- Abu Turab Naqvi, Reading Time: 2 Min 37 Sec
While reading a book on the life of great physicist and Nobel Laureate Richard Feynman, I came across one of his sayings about the atoms. It goes like this......
While reading a book on the life of great physicist and Nobel Laureate Richard Feynman, I came across one of his sayings about the atoms. It goes like this......
“All things are made of atoms—little particles that move around in perpetual motion, attracting each other when they are a little distance apart, but repelling upon being squeezed into one another. In that one sentence ... there is an enormous amount of information about the world.”
Besides the scientific depth and philosophical meanings this one statement
carries, there is something that got me wonder and re-read the
statement and it goes again....... “attracting each other when they
are a little distance apart, but repelling upon being squeezed into
one another”. This sentence kept resounding in my mind until I was
able to draw this analogy of human relationships with atoms
attracting and repelling each other.
This tells about the
art of balancing. Atoms attract when they are apart within a limit
and they repel when the limit is crossed. In both the cases, there is
this limit, the threshold distance that help balancing the
conjugation of atoms to form molecules and so on.
This is exactly what
happens when we are about fall in love or already in a relationship.
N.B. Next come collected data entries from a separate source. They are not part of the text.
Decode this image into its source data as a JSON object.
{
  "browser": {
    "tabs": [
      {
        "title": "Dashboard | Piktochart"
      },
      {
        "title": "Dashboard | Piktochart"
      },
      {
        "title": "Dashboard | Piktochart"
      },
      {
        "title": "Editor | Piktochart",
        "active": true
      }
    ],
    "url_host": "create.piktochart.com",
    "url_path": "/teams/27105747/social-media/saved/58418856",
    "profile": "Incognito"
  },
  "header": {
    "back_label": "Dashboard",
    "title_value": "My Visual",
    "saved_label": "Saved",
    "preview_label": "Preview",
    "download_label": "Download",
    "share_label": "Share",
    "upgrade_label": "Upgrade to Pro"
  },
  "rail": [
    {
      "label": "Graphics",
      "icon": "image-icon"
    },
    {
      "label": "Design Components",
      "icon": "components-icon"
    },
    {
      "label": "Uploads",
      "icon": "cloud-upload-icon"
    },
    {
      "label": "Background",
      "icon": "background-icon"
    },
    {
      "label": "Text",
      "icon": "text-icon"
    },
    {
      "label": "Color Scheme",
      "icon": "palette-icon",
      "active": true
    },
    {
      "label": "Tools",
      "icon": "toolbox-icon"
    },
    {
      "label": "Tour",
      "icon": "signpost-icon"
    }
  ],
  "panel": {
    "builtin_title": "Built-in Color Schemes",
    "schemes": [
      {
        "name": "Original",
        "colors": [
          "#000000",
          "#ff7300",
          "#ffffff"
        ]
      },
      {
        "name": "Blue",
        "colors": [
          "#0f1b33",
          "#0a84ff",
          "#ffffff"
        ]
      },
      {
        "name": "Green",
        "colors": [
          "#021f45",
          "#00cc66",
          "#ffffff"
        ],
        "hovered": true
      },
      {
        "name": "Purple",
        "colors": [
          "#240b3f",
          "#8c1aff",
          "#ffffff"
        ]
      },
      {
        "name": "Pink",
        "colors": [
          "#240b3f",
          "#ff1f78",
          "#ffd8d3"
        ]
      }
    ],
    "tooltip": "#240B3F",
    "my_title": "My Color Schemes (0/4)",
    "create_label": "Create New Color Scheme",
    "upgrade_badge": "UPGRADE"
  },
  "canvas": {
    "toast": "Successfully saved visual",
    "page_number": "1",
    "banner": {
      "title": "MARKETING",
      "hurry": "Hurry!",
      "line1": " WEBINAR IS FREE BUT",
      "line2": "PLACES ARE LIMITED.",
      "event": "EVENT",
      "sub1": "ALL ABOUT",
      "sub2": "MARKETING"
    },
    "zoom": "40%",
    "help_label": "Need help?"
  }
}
The attraction comes within the circles of certain distance. We
attract each other, we meet, have coffee or tea, go to movies and
roam around hand in hand. This is perfect until we start feeling that
“squeezed into one another” situation. This is where the problems
begin. This is when the balance breaks.
I have learned from
others and from my own experiences that relationships need some kind
of balance in their pursuit. Both distance and getting closer should
be balanced if we want our relationships to sustain. It is same as
the old dictum of “respecting the personal space”.
But this “respecting
the personal space” kind of confuse some of us and we end up being
too careless while maintaining the “space”. There comes the
atomic theory of relationships.
It tells you that
you should keep up a certain distance that you don't get apart or get
squeezed too much that you had to face repulsion. After all, whatever
we see around us is the clustered manifestation of millions of atoms
guided by the same principle of maintaining the distance. Re-read
that saying of Feynman..
“All things are made of atoms—little particles that move around in perpetual motion, attracting each other when they are a little distance apart, but repelling upon being squeezed into one another. In that one sentence ... there is an enormous amount of information about the world.”
It says “In that
one sentence ... there is an enormous amount of information about the
world”. This is what compelled me to think this way about the
relationships and draw an analogy with atomic way of attracting and
repelling each other when crossing the threshold of a moderate
distance. This is the atomic theory of relationships.